On May 12, 2016, the Court of Appeals for the Federal Circuit (“CAFC”) issued an opinion Enfish LLC. v. Microsoft Corporation upholding validity of software patent claims on 35 U.S.C. § 101 grounds. The patents at issue, U.S. Patents Nos. 6,151,604 and 6,163,775, cover a self-referential table for a computer database. Compared to traditional relational tables, where each entity modeled is provided in a separate table, in the self-referential model, all data entities are in a single table, with column definitions provided by rows in that same table. The specification of the patents at issue recited advantages of the self-referential model compared to the relational model, including faster searching of data, more effective storage of data, and more flexibility in configuring the database.

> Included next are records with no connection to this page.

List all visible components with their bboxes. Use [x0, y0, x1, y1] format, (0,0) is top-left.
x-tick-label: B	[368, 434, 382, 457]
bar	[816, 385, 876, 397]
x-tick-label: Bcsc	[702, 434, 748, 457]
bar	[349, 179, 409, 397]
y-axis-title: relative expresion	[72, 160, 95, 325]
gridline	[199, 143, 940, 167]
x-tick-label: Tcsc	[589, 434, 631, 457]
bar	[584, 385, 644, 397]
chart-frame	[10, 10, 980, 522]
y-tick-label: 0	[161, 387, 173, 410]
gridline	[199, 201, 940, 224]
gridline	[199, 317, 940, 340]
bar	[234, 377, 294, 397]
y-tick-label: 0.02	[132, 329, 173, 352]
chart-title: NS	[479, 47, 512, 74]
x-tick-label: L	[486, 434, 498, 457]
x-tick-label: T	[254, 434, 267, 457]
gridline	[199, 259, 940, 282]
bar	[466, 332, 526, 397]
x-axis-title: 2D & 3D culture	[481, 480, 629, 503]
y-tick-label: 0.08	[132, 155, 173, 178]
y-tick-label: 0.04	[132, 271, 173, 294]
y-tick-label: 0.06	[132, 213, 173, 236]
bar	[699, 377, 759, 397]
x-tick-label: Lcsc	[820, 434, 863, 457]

While the District Court of Central District of California ruled the claims of these patents too abstract to be valid, CAFC reached a different conclusion. CAFC held that the claims are not directed to an abstract idea within the meaning of Alice Corp., but are rather directed to a specific improvement to the way computers operate. CAFC further clarified how the analysis of software claim validity under the two-step Alice Corp. test should take place. In particular, the court ruled that not all claims directed to improvements in software are directed to an abstract idea, and thus may not need to be analyzed under the step of Alice Corp. test covering whether the claims amount to significantly more than the abstract idea. Further, the court ruled that an invention’s ability to run on a general-purpose computer does not preclude patentability of the claims covering the invention and neither does the improvement not being defined by reference to physical components.
The Enfish decision is the second CAFC decision since Alice Corp. that upheld patentability of software patent claims under the 35 U.S.C. § 101. While the decision may still be overturned either by an en banc CAFC decision or a Supreme Court decision, for now, the decision provides a ray of hope for software patent and patent application owners.